The reasons are plain. As of April 2026, the strongest models—DeepSeek V4 (1 trillion parameter MoE + Engram Memory), Qwen 3.5 Plus (native multimodal), GLM-5 (744B), Kimi K2.5, MiniMax M2.7, GPT-5.4, Gemini 3—are fundamentally still Transformers or their variants. The ecosystem, engineering accumulation, hardware adaptation, and talent pool are all on this side. It looks more like engineering optimization than a revolutionary improvement—like the transition from convolution to capsule networks, or MLP to complex-valued neural networks: grandiose names but landing like air.

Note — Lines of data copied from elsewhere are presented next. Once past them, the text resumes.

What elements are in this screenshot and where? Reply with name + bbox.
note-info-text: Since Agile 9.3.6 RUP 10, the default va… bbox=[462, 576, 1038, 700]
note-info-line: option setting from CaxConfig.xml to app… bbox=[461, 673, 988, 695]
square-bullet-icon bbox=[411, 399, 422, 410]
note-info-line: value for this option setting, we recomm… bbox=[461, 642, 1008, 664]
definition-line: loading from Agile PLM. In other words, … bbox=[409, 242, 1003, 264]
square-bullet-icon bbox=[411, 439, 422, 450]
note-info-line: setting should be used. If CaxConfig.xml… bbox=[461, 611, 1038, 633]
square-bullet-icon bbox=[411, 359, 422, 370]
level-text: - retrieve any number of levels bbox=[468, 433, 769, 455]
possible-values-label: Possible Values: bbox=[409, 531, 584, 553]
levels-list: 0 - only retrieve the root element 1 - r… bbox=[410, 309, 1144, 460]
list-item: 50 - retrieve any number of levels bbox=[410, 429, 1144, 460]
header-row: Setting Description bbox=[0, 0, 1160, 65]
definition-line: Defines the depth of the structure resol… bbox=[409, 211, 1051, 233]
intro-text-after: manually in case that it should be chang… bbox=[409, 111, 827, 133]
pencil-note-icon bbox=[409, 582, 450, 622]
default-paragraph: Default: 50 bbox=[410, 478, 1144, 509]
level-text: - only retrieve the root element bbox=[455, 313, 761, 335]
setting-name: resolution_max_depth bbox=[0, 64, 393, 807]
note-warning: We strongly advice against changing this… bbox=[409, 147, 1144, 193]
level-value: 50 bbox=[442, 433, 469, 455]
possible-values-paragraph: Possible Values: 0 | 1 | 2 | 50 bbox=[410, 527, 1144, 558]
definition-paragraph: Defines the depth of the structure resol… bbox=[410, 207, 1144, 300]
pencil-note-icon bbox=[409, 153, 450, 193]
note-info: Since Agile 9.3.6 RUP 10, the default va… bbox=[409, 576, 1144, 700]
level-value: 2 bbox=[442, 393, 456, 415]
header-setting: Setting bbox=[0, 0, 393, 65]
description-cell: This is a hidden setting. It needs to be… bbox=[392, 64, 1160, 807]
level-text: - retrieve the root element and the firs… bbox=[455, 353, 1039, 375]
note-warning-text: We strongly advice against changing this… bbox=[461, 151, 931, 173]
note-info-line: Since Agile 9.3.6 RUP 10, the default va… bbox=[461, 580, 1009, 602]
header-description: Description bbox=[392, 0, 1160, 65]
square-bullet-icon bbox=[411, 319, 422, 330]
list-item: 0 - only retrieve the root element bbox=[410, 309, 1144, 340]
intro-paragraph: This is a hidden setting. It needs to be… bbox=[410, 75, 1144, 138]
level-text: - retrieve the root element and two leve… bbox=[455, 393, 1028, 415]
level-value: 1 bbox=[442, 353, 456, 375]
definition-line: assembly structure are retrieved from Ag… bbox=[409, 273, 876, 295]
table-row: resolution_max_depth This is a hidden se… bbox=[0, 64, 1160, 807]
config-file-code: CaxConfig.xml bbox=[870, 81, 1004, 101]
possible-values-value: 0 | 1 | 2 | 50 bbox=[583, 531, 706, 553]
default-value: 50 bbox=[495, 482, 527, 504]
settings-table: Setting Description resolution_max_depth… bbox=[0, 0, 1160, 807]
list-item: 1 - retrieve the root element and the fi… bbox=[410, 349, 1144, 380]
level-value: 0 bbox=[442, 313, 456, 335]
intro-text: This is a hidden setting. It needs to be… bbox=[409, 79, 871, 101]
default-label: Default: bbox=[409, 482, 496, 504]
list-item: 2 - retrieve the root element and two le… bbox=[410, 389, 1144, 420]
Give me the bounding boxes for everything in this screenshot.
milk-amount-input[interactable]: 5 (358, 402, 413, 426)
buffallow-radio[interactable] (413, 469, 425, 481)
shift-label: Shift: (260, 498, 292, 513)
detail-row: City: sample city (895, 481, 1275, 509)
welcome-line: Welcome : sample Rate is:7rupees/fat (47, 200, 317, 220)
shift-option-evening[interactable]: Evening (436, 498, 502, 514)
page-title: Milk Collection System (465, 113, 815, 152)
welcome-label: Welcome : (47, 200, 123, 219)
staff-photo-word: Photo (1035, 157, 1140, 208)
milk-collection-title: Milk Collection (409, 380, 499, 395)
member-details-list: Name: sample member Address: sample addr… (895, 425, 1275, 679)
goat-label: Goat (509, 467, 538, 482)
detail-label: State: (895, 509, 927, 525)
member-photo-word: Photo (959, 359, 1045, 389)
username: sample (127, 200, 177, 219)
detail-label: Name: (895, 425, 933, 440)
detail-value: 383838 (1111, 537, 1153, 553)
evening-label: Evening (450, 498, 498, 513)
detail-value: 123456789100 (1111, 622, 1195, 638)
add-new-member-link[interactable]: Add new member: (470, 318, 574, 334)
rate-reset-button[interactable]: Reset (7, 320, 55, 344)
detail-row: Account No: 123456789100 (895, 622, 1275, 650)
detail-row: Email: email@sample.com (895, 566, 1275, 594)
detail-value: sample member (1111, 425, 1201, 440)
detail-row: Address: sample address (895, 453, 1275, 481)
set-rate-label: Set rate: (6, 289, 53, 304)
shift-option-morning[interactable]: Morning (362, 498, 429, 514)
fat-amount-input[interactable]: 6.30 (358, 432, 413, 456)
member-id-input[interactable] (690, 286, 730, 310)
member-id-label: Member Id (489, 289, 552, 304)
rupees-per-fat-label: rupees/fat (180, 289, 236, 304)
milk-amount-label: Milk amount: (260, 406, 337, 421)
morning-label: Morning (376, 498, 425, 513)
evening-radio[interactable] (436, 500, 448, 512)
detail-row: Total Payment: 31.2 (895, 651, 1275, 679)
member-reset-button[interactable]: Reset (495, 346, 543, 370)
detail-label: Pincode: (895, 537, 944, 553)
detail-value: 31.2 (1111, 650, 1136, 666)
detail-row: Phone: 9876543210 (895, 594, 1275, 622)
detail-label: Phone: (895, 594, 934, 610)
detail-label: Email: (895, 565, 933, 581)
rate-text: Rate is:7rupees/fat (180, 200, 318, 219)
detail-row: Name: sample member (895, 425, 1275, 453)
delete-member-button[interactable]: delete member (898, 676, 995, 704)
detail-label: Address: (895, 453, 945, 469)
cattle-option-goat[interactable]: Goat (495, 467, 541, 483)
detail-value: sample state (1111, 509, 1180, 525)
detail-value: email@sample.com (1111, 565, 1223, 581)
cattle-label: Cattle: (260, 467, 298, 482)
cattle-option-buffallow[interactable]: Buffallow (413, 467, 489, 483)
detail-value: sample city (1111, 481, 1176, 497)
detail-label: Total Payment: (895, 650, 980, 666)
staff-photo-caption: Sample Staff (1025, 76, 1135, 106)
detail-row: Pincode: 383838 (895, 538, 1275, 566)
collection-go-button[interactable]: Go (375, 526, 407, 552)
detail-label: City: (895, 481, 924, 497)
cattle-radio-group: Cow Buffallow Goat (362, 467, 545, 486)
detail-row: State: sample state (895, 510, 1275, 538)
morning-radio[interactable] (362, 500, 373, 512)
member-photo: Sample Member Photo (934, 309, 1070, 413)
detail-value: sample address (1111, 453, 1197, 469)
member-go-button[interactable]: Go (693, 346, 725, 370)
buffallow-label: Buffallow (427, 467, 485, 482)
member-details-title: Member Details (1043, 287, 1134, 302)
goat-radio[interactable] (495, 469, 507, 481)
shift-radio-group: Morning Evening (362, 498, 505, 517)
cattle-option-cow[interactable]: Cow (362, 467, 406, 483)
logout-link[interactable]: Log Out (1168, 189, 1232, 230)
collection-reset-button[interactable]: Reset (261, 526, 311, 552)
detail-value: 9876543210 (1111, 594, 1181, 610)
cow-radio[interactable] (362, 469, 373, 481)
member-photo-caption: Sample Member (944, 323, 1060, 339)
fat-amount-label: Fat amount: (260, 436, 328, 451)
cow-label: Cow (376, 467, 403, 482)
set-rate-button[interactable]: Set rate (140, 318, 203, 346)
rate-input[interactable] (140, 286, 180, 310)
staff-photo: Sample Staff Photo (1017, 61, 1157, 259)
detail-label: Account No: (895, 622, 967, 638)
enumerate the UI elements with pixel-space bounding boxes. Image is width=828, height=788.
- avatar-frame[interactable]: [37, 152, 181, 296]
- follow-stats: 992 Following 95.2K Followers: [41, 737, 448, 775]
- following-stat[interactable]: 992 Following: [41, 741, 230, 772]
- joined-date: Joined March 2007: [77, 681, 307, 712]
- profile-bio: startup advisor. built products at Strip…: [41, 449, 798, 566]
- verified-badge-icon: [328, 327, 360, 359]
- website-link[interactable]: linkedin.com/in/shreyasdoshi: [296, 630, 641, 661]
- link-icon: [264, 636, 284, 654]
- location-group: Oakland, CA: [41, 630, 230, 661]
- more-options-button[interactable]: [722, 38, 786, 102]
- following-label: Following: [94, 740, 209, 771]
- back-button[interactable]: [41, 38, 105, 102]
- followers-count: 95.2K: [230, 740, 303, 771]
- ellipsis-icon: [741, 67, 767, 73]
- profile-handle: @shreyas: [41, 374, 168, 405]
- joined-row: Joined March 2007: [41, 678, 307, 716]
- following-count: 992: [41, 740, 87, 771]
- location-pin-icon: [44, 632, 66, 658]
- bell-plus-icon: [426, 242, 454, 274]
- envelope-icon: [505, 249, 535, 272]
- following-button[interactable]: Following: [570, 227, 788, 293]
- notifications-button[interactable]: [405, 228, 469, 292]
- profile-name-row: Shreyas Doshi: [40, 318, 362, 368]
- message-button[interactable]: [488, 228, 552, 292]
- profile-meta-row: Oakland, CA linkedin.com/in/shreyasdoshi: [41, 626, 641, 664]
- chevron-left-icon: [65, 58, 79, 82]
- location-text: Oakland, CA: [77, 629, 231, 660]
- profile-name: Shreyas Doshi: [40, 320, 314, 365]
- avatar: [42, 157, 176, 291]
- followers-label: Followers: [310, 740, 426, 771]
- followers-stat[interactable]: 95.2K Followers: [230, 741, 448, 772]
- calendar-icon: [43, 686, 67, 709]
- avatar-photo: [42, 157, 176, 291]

However, several new movements in 2026—MiniMax M2.7’s autonomous iteration, DeepSeek V4’s Engram Memory—are at least attempting to touch deeper-level problems rather than just tweaking attention formulas. As one commentator put it bluntly: “Software engineers do this daily, yet these AI people have taken it and coined a new term.” Isn’t Harness Engineering just feedback control? Aren’t Agents just task orchestration? Concept fatigue is real. But concept fatigue doesn’t mean the direction is wrong. The problem is that the vast majority of “innovations” are indeed just engineering optimizations within the same paradigm, then packaged as paradigm revolutions to raise funding.